Social Security debate: It's back
Reforming the most popular entitlement program is once again on a lot of lips these days. But whether that translates into meaningful action is unclear.
NEW YORK (CNNMoney.com) -- Federal Reserve chairman Ben Bernanke Thursday turned up the volume on the debate over Social Security reform - an issue that was declared dead last year but has been injected with new life in recent weeks.
In testimony to the Senate Budget Committee, Bernanke described the state of entitlement programs - which include Medicare as well as Social Security - as the "calm before the storm."
"In particular, spending on entitlement programs will begin to climb quickly during the next decade ... (which) will put enormous pressure on the federal budget," Bernanke said.
In recent weeks, President Bush has asked Treasury Secretary Henry Paulson to reach out to Democrats to explore bipartisan solutions to Social Security's long-term funding shortfalls. Two Republican lawmakers - Senator George Voinovich (R-Ohio) and Rep. Frank Wolf (R-Va.) - said they will reintroduce a bill calling for a bipartisan tax and entitlement reform commission.
House Ways and Means Committee Chairman Charles Rangel (D-NY) and Senate Majority Leader Steny Hoyer (D-Md.) have indicated they are in talks with Paulson.
And in his introduction to the Senate Budget hearing on Thursday, Committee Chairman Kent Conrad (D-ND) said he and Senator Judd Gregg (R-NH) are "committed to facing up to ... the challenges that we confront with Medicare and Social Security."
Bernanke in his testimony noted that federal spending on Social Security, Medicare and Medicaid will increase from 8.5 percent of GDP to 15 percent in 2030.
"Dealing with the resulting fiscal strains will pose difficult choices for the Congress, the Administration and the American people," said Bernanke. "However, if early and meaningful action is not taken, the U.S. economy could be seriously weakened."
It's not yet certain that Social Security reform will be up for serious debate. For one thing, the war in Iraq may overshadow a lot of issues. Or, the Democrats and Republicans may prove unwilling to bend on critical issues.
Sticking points are likely to be the same as they were when the debate raged in 2005: The creation of individual investment accounts; increasing workers' Social Security taxes; and reducing promised benefits.
But nonpartisan observers such as the American Academy of Actuaries say a solution, if there is to be one, may well include some or all of the above.
"Every change will be painful," said Ron Gebhardtsbauer, the Academy's senior pension fellow. Because we're living longer and the ratio of workers to retirees is projected to go down during the height of the Baby Boomers' retirement, the current system will go out of sync unless something is done, he explained.
Social Security taxes from today's workers go toward paying today's retirees. Social Security will continue to take in more money than it has to pay out through 2017, according to the latest calculations by the Congressional Budget Office (CBO).
To pay full benefits beyond that point, the program will tap its controversial trust fund - which is a series of special U.S. Treasury bonds issued by the federal government in exchange for the Social Security surplus it spends.
The trust fund is projected to run dry after 2046. After that, Social Security will only be able to pay 79 percent of promised benefits.
While the projected long-term shortfall in Medicare is about six times that of Social Security, the latter is considered more manageable to fix in the near term because its costs are more predictable.
Where some bending points may be
One change from 2005 is that the Democrats are now in the majority in Congress.
The Democrats still adamantly oppose President Bush's proposal to create "carve out" individual investment accounts, in which workers would divert some of their Social Security taxes to fund their accounts in exchange for lower Social Security benefits in retirement.
But there may be something for both sides to like about "add-on" investment accounts, which would not divert money from Social Security.

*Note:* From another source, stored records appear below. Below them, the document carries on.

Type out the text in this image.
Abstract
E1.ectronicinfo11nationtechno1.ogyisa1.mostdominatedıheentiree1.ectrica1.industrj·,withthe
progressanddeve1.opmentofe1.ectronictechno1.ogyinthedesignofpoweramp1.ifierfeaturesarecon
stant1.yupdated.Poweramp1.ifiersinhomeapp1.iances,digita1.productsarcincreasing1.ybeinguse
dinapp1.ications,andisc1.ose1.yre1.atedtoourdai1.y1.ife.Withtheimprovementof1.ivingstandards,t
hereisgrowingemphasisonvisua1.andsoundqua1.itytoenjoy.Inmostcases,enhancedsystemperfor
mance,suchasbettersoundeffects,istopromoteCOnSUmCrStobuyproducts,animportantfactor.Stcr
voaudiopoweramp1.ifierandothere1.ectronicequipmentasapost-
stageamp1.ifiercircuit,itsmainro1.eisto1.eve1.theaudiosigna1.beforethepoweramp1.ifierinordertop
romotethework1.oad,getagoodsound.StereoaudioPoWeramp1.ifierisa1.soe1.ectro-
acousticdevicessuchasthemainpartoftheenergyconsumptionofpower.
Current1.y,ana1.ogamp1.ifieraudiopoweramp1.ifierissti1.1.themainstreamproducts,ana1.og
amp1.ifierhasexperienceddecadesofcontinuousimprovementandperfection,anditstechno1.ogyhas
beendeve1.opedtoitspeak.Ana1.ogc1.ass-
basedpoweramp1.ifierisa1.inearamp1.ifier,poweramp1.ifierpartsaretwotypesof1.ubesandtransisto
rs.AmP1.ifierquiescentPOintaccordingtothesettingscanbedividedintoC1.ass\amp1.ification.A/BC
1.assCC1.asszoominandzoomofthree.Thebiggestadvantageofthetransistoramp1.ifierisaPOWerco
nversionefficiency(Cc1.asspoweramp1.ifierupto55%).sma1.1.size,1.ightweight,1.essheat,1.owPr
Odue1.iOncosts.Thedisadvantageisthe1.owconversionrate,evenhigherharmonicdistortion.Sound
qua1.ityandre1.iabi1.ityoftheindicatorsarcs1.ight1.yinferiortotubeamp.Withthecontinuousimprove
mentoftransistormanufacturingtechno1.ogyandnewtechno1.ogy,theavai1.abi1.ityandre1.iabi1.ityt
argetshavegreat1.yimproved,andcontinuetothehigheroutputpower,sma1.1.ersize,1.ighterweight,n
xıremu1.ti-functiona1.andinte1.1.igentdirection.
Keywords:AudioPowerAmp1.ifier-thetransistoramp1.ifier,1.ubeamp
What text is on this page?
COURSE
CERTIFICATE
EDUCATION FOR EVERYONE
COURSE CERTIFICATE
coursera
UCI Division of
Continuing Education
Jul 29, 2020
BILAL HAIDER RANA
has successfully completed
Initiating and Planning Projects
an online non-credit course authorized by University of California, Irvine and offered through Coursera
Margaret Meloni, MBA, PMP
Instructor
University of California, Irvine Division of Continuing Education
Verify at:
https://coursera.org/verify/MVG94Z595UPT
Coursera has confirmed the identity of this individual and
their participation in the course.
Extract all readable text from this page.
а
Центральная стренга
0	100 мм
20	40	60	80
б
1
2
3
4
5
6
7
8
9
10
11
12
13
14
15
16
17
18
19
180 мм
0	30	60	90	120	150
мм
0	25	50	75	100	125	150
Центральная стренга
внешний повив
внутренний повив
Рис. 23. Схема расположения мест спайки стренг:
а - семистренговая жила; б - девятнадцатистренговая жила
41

One such type of account is the Portable, Lifelong Universal Savings (PLUS) Account proposed recently by Senator Jeff Sessions (R-Ala.), a member of the Senate Health, Education, Labor and Pensions Committee. Sessions proposes that the federal government contribute $1,000 into an individual account for every baby born. And when that person enters the workforce, she would invest at least 1 percent of her pay into the account and her employer would match that contribution.
Sessions also proposes that starting in 2009, every worker would have 1 percent on the first $100,000 of income automatically deducted and invested in a PLUS account along with an employer match.
Republicans may not like that the savings would be mandatory, and libertarians like Chris Edwards, tax policy director at the Cato Institute, label that kind of contribution a tax.
But it would satisfy part of President Bush's objective to create personal investment accounts, and it would satisfy Democrats' desire to increase workers' retirement savings without draining Social Security.
For those who object to mandatory contributions, a possible compromise, Gebhardtsbauer said, might be to only require that workers contribute to an add-on account if their employer does not provide them with a 401(k) or pension.
While add-on accounts don't address the shortfall issues in Social Security, they may allow for more serious consideration of some combination of fixes that are bound to rile one side of the aisle or another, but which actuaries, economists and deficit hawks say will be necessary if a long-term solution is to be reached.